Increasing New Zealand’s level of productivity requires long-term thinking by both Government and business, which the reports says is at odds with the current immigration system, “reactive to short-term and sometimes conflicting priorities”.

The recommended policy would require the Government to commit to immigration settings over pre-announced time spans, with both the length of resident intake periods and the criteria for visas frozen.

This would allow for more certainty and clear-eyed planning from both Government and business - something that’s been difficult to achieve in the unpredictable days of Covid-19.

"A GPS would have improved the transparency around the Government's recent immigration rebalance announcement, by including how policy changes would affect the expected number and composition of migrants and the planning range for residence visas," said Nana. “It would have explained how its objectives in immigration related to its other objectives for education and training, and investments in infrastructure overall.”

Other recommendations for immigration settings made by the Commission include more engagement with Māori on how to reflect Te Tiriti o Waitangi in immigration policies and institutions, stronger links between education and training policies and immigration settings, and improving the prospects of local workers to prevent job displacement instead of halting immigration.

Immigration adviser Katy Armstrong said a change to an overarching policy would be good news if more than lip service was paid to the recommendations.

She noted that although the preliminary reports from the Commission on immigration were already out, the existing rebalance of immigration settings had paid them little heed.

“We are into the 170th or so change in immigration policy since the pandemic,” she said. “We have reached a real low point in terms of transparency - we have example after example of policy made on the hoof, without meaningful consultation and hence lacks true legitimacy.”

However if the immigration system is in need of change, the pandemic itself might have finally provided a ripe opportunity. The inquiry could be considered a silver lining of the pandemic, as it provided a chance for the Government to reflect on a set of rules upon which much of the country’s economy and society hinge.

In a letter to the Productivity Commission establishing the inquiry in April of last year, Finance Minister Grant Robertson wrote that “the disruption caused by Covid-19 has provided us a rare and unique opportunity to focus an inquiry on an area that makes a significant contribution to New Zealand’s labour market, culture and society – immigration settings”.

The inquiry should allow the Government to optimise immigration settings and take a broader view considering the impact immigration has on the labour market, housing, infrastructure and the natural environment.

Due to New Zealand’s heavy reliance on migrant labour, the country’s immigration settings were a powerful lever with which to wield economic change.

In this case, the inner workings of Immigration NZ affect how finely-tuned this country's economy can become.

The inquiry found while the economy has grown strongly over the past two decades, productivity performance, or how efficiently the economy turns labour or capital into goods or services, never hit the same pace.

Data published by the Commission last year showed while there was a massive explosion of productivity around the world over the past century, New Zealand has experienced comparatively less productivity growth since World War 1 and now has one of the least productive economies in the OECD.
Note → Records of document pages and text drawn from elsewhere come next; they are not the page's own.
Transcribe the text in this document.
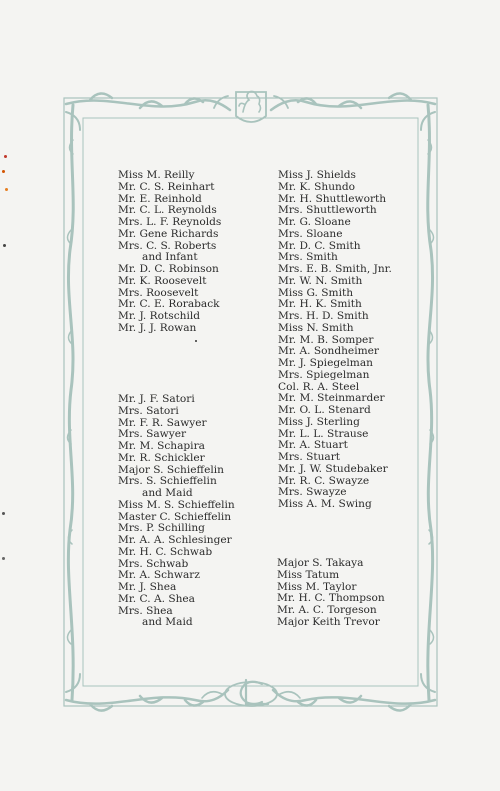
Miss M. Reilly
Mr. C. S. Reinhart
Mr. E. Reinhold
Mr. C. L. Reynolds
Mrs. L. F. Reynolds
Mr. Gene Richards
Mrs. C. S. Roberts
and Infant
Mr. D. C. Robinson
Mr. K. Roosevelt
Mrs. Roosevelt
Mr. C. E. Roraback
Mr. J. Rotschild
Mr. J. J. Rowan
Mr. J. F. Satori
Mrs. Satori
Mr. F. R. Sawyer
Mrs. Sawyer
Mr. M. Schapira
Mr. R. Schickler
Major S. Schieffelin
Mrs. S. Schieffelin
and Maid
Miss M. S. Schieffelin
Master C. Schieffelin
Mrs. P. Schilling
Mr. A. A. Schlesinger
Mr. H. C. Schwab
Mrs. Schwab
Mr. A. Schwarz
Mr. J. Shea
Mr. C. A. Shea
Mrs. Shea
and Maid
Miss J. Shields
Mr. K. Shundo
Mr. H. Shuttleworth
Mrs. Shuttleworth
Mr. G. Sloane
Mrs. Sloane
Mr. D. C. Smith
Mrs. Smith
Mrs. E. B. Smith, Jnr.
Mr. W. N. Smith
Miss G. Smith
Mr. H. K. Smith
Mrs. H. D. Smith
Miss N. Smith
Mr. M. B. Somper
Mr. A. Sondheimer
Mr. J. Spiegelman
Mrs. Spiegelman
Col. R. A. Steel
Mr. M. Steinmarder
Mr. O. L. Stenard
Miss J. Sterling
Mr. L. L. Strause
Mr. A. Stuart
Mrs. Stuart
Mr. J. W. Studebaker
Mr. R. C. Swayze
Mrs. Swayze
Miss A. M. Swing
Major S. Takaya
Miss Tatum
Miss M. Taylor
Mr. H. C. Thompson
Mr. A. C. Torgeson
Major Keith Trevor
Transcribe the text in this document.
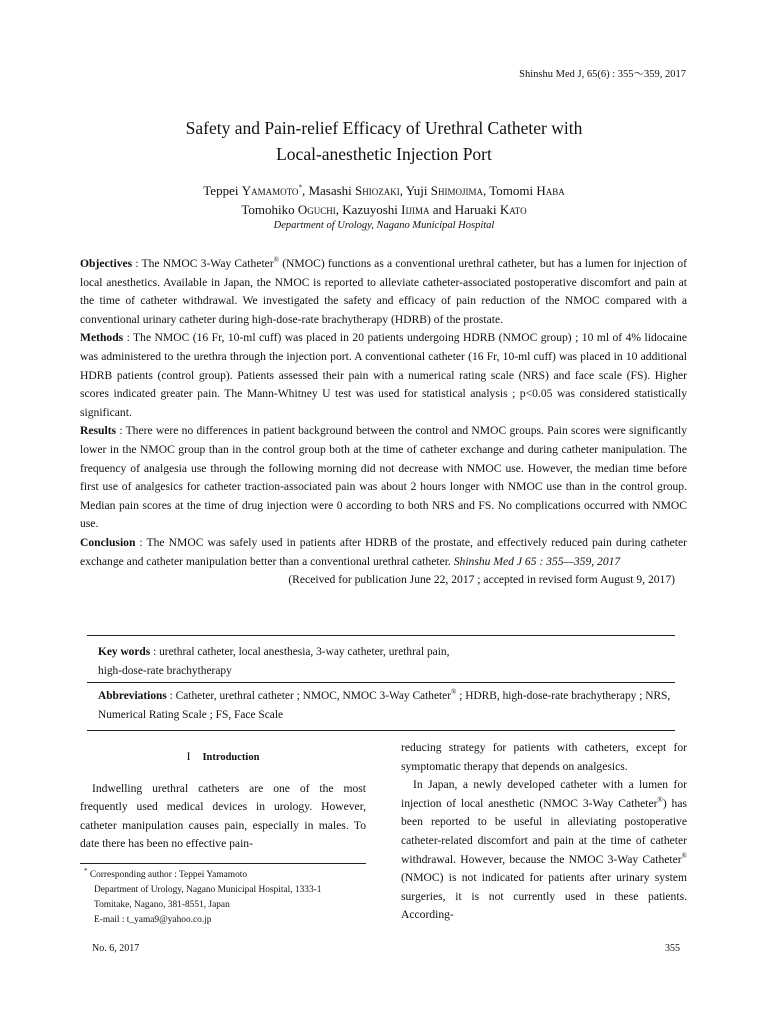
Shinshu Med J, 65(6) : 355～359, 2017
Safety and Pain-relief Efficacy of Urethral Catheter with
Local-anesthetic Injection Port
Teppei Yamamoto*, Masashi Shiozaki, Yuji Shimojima, Tomomi Haba
Tomohiko Oguchi, Kazuyoshi Iijima and Haruaki Kato
Department of Urology, Nagano Municipal Hospital

Objectives : The NMOC 3-Way Catheter® (NMOC) functions as a conventional urethral catheter, but has a lumen for injection of local anesthetics. Available in Japan, the NMOC is reported to alleviate catheter-associated postoperative discomfort and pain at the time of catheter withdrawal. We investigated the safety and efficacy of pain reduction of the NMOC compared with a conventional urinary catheter during high-dose-rate brachytherapy (HDRB) of the prostate.

Methods : The NMOC (16 Fr, 10-ml cuff) was placed in 20 patients undergoing HDRB (NMOC group) ; 10 ml of 4% lidocaine was administered to the urethra through the injection port. A conventional catheter (16 Fr, 10-ml cuff) was placed in 10 additional HDRB patients (control group). Patients assessed their pain with a numerical rating scale (NRS) and face scale (FS). Higher scores indicated greater pain. The Mann-Whitney U test was used for statistical analysis ; p<0.05 was considered statistically significant.

Results : There were no differences in patient background between the control and NMOC groups. Pain scores were significantly lower in the NMOC group than in the control group both at the time of catheter exchange and during catheter manipulation. The frequency of analgesia use through the following morning did not decrease with NMOC use. However, the median time before first use of analgesics for catheter traction-associated pain was about 2 hours longer with NMOC use than in the control group. Median pain scores at the time of drug injection were 0 according to both NRS and FS. No complications occurred with NMOC use.

Conclusion : The NMOC was safely used in patients after HDRB of the prostate, and effectively reduced pain during catheter exchange and catheter manipulation better than a conventional urethral catheter. Shinshu Med J 65 : 355—359, 2017

(Received for publication June 22, 2017 ; accepted in revised form August 9, 2017)

Key words : urethral catheter, local anesthesia, 3-way catheter, urethral pain,
high-dose-rate brachytherapy
Abbreviations : Catheter, urethral catheter ; NMOC, NMOC 3-Way Catheter® ; HDRB, high-dose-rate brachytherapy ; NRS, Numerical Rating Scale ; FS, Face Scale

I Introduction

Indwelling urethral catheters are one of the most frequently used medical devices in urology. However, catheter manipulation causes pain, especially in males. To date there has been no effective pain-

reducing strategy for patients with catheters, except for symptomatic therapy that depends on analgesics.

In Japan, a newly developed catheter with a lumen for injection of local anesthetic (NMOC 3-Way Catheter®) has been reported to be useful in alleviating postoperative catheter-related discomfort and pain at the time of catheter withdrawal. However, because the NMOC 3-Way Catheter® (NMOC) is not indicated for patients after urinary system surgeries, it is not currently used in these patients. According-

* Corresponding author : Teppei Yamamoto
Department of Urology, Nagano Municipal Hospital, 1333-1
Tomitake, Nagano, 381-8551, Japan
E-mail : t_yama9@yahoo.co.jp
No. 6, 2017	355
All but four countries - Mexico, Chile, Greece and Turkey - had both fewer hours worked per person in employment and more output per hour worked.

And with productivity having a stronger correlation to real wage increases and therefore improvements in quality of living, the Productivity Commission was tasked with finding a way to work smarter, rather than just harder.

A preliminary report by the Commission already highlighted the role immigration has played in supporting population growth.

But it relied on temporary migrant workers - and that raised potential volatility and economic uncertainty in the case of borders being closed.

Now the Commission’s recommendations seeking to lift productivity are largely targeted at Immigration New Zealand.